Thursday, December 01, 2005

Face Transplant

I read an article in the paper by Associated Press that reported that just recently in Lyon, France, the first successful partial face transplant was performed on a woman severely disfigured by a dog bite.

"The 38-year-old woman, who wants to remain anonymous, had a nose, lips and chin grafted onto her face from a brain-dead donor whose family gave consent."

This raises a few questions:

1. Why does she want to remain anonymous? Did this "dog" also happen to have a warrant for her arrest in connection with a drug cartel being run out of her hair salon? Did she also insist that she get new documents, such as a passport, driver's license, and Colombian visa, delivered to her hospital room? Who does she think she's fooling? We watch TV.

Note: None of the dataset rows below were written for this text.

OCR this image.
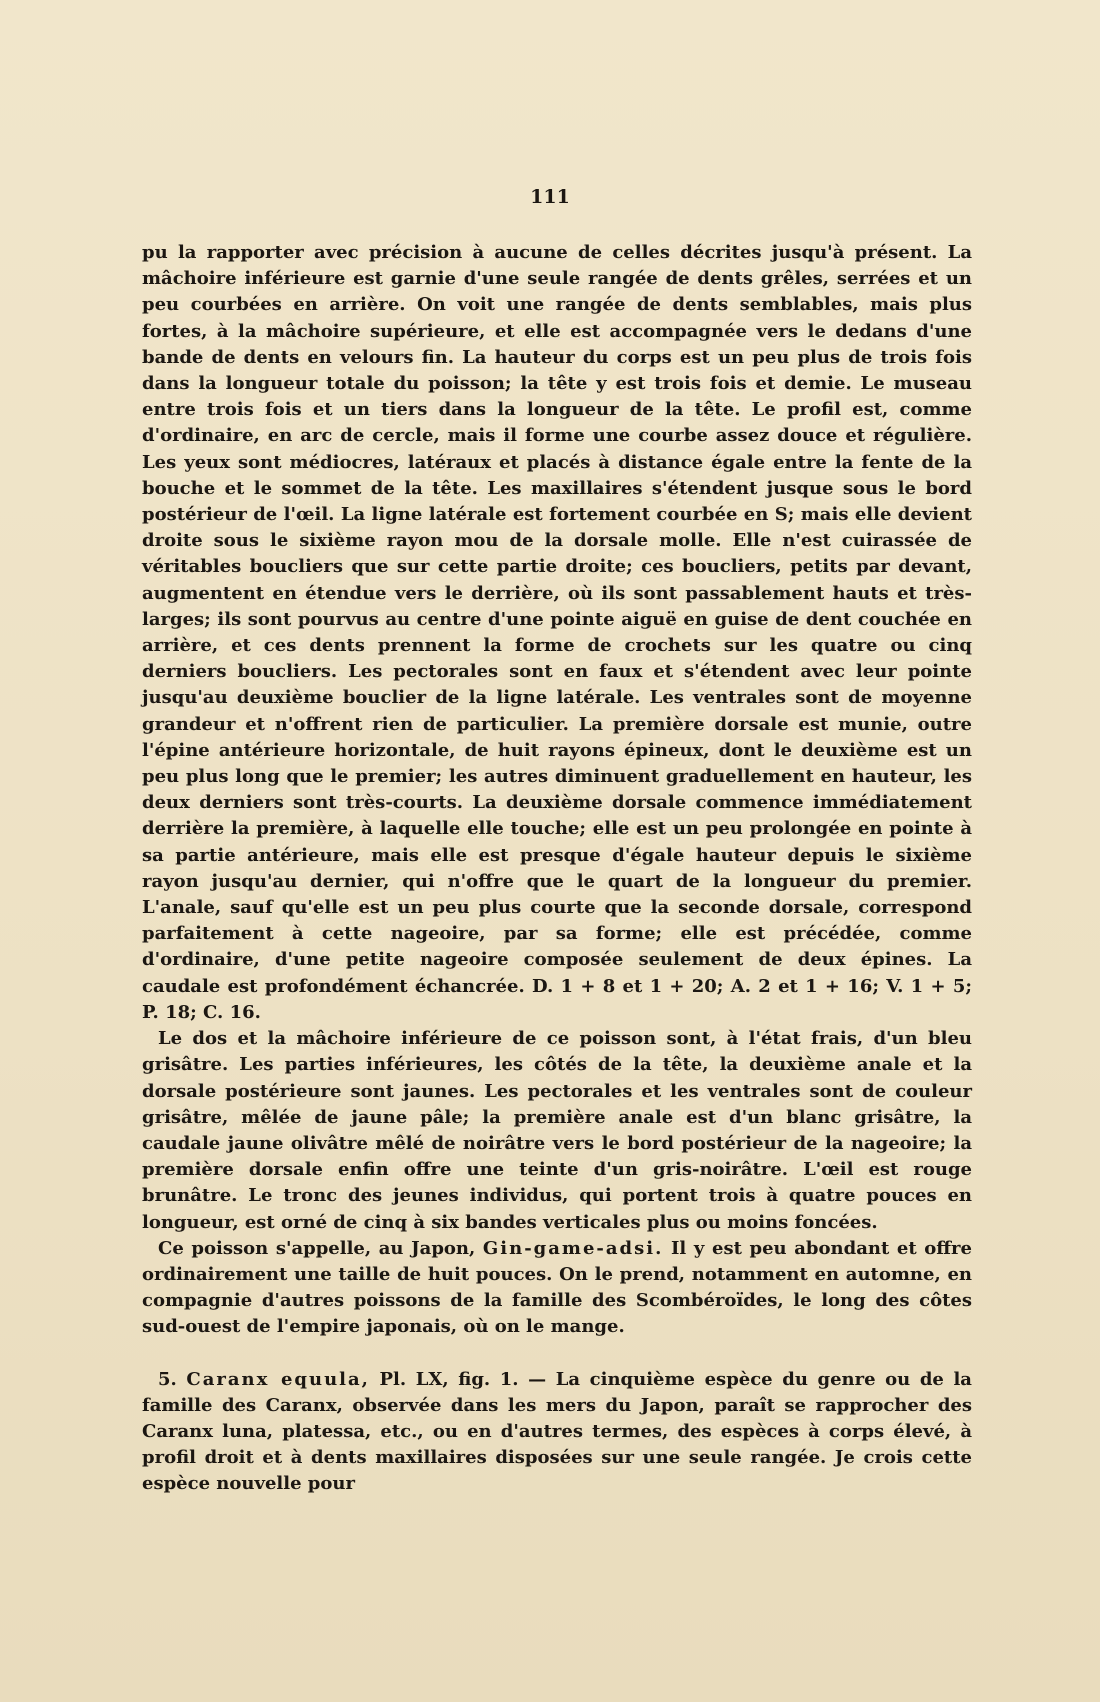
111

pu la rapporter avec précision à aucune de celles décrites jusqu'à présent. La mâchoire inférieure est garnie d'une seule rangée de dents grêles, serrées et un peu courbées en arrière. On voit une rangée de dents semblables, mais plus fortes, à la mâchoire supérieure, et elle est accompagnée vers le dedans d'une bande de dents en velours fin. La hauteur du corps est un peu plus de trois fois dans la longueur totale du poisson; la tête y est trois fois et demie. Le museau entre trois fois et un tiers dans la longueur de la tête. Le profil est, comme d'ordinaire, en arc de cercle, mais il forme une courbe assez douce et régulière. Les yeux sont médiocres, latéraux et placés à distance égale entre la fente de la bouche et le sommet de la tête. Les maxillaires s'étendent jusque sous le bord postérieur de l'œil. La ligne latérale est fortement courbée en S; mais elle devient droite sous le sixième rayon mou de la dorsale molle. Elle n'est cuirassée de véritables boucliers que sur cette partie droite; ces boucliers, petits par devant, augmentent en étendue vers le derrière, où ils sont passablement hauts et très-larges; ils sont pourvus au centre d'une pointe aiguë en guise de dent couchée en arrière, et ces dents prennent la forme de crochets sur les quatre ou cinq derniers boucliers. Les pectorales sont en faux et s'étendent avec leur pointe jusqu'au deuxième bouclier de la ligne latérale. Les ventrales sont de moyenne grandeur et n'offrent rien de particulier. La première dorsale est munie, outre l'épine antérieure horizontale, de huit rayons épineux, dont le deuxième est un peu plus long que le premier; les autres diminuent graduellement en hauteur, les deux derniers sont très-courts. La deuxième dorsale commence immédiatement derrière la première, à laquelle elle touche; elle est un peu prolongée en pointe à sa partie antérieure, mais elle est presque d'égale hauteur depuis le sixième rayon jusqu'au dernier, qui n'offre que le quart de la longueur du premier. L'anale, sauf qu'elle est un peu plus courte que la seconde dorsale, correspond parfaitement à cette nageoire, par sa forme; elle est précédée, comme d'ordinaire, d'une petite nageoire composée seulement de deux épines. La caudale est profondément échancrée. D. 1 + 8 et 1 + 20; A. 2 et 1 + 16; V. 1 + 5; P. 18; C. 16.

Le dos et la mâchoire inférieure de ce poisson sont, à l'état frais, d'un bleu grisâtre. Les parties inférieures, les côtés de la tête, la deuxième anale et la dorsale postérieure sont jaunes. Les pectorales et les ventrales sont de couleur grisâtre, mêlée de jaune pâle; la première anale est d'un blanc grisâtre, la caudale jaune olivâtre mêlé de noirâtre vers le bord postérieur de la nageoire; la première dorsale enfin offre une teinte d'un gris-noirâtre. L'œil est rouge brunâtre. Le tronc des jeunes individus, qui portent trois à quatre pouces en longueur, est orné de cinq à six bandes verticales plus ou moins foncées.

Ce poisson s'appelle, au Japon, Gin-game-adsi. Il y est peu abondant et offre ordinairement une taille de huit pouces. On le prend, notamment en automne, en compagnie d'autres poissons de la famille des Scombéroïdes, le long des côtes sud-ouest de l'empire japonais, où on le mange.

5. Caranx equula, Pl. LX, fig. 1. — La cinquième espèce du genre ou de la famille des Caranx, observée dans les mers du Japon, paraît se rapprocher des Caranx luna, platessa, etc., ou en d'autres termes, des espèces à corps élevé, à profil droit et à dents maxillaires disposées sur une seule rangée. Je crois cette espèce nouvelle pour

2. Why did the family give consent? How much money would I have to pay you to cut the nose and lower face off of your wife on life support? Were they planning on letting her die anyway? Because, believe me, once you have no nose, life ain't pretty. Ask Michael Jackson. Or Latoya. Did they replace the nose and mouth of this poor brain-dead woman? Does she now have a clown nose? Or did they spring for the glasses-mustache combo? What if she wakes up? Will she just claim she has a "really cleft chin"? Why doesn't anyone ever think of the brain-dead?

3. Did the woman get to preview a selection of faces before making her final choice? If so, do you think she tried to get a nose and a chin from different people? Or are there no substitutions on this combo? If she didn't get to choose, what if she got stuck with a brain-dead Whoopi or Jay Leno? Would the skin tones blend? Could she afford the foundation? Would the new chin cause neck and back problems? Could she afford the chiropractor? Sure, it's fun to be on the bandwagon of exciting medical breakthroughs, but who pays for the after-effects of the miracle surgery?

I love Associated Press, but he certainly left some important questions unanswered. I should write him a letter. Does anyone know his address?

9 Comments:

At 2:44 PM, Blogger Cicada said...

I think this post was more gruesome than funny. I cringed the entire time... Oh, how grateful I am for my nose! And my chin! And my freckles!

 
At 3:16 PM, Anonymous Anonymous said...

I don't know what it would feel like to wear someone else's flesh on my face, but I do know that if I were to sell my nose/lips/chin combo, it would go for a pretty high price.

 
At 3:59 PM, Blogger redlaw said...

Erg..My face is itching right now - this post reminds me of the unfortunate time I watched facial reconstruction surgery on the Discovery Channel...I walked around, touching my face for days just to assure myself that it hadn't fallen off or shifted or something...oh jeez, I just gave myslef the heebie jeebies again...

 
At 7:49 PM, Blogger stupidramblings said...

No, no, no Limon.

This is a product of the socialist French government. They're trying to find a new way to hide behind Americans.

We surrender! We surrender!...

 
At 6:19 AM, Blogger SJ said...

It's true. Wcl does indeed have an excellent nose/lips/chin combo

 
At 12:42 PM, Blogger Cricket said...

I heard the same story on CNN, but since I was on the Elliptical thingy, I was too busy gasping for air to think all the way through it like you have. These are very good questions that NEED to be answered- find that address!

 
At 9:19 AM, Blogger Th. said...

.

Sorry, Limon, but the fact is, MR. Press is also anonymous--that's not his real name, just a pose he hides behind.

But I have met him.

And his name is Larry.

 
At 2:04 PM, Anonymous Anonymous said...

Come home already, would ya?! man... this semester is the slowest!!

Anyway, love you! I hope your classes are going well, and that your finals go smashingly as well!! :)

 
At 11:25 PM, Anonymous Anonymous said...

How did a dog end up chomping on her face? Ouch. That couldn't have felt good.

PS - Your inquiries regarding the face transplant were quite thought out and well articulated. I wish my mind worked more like yours Lemon. I could rule the world with a lemon-brain.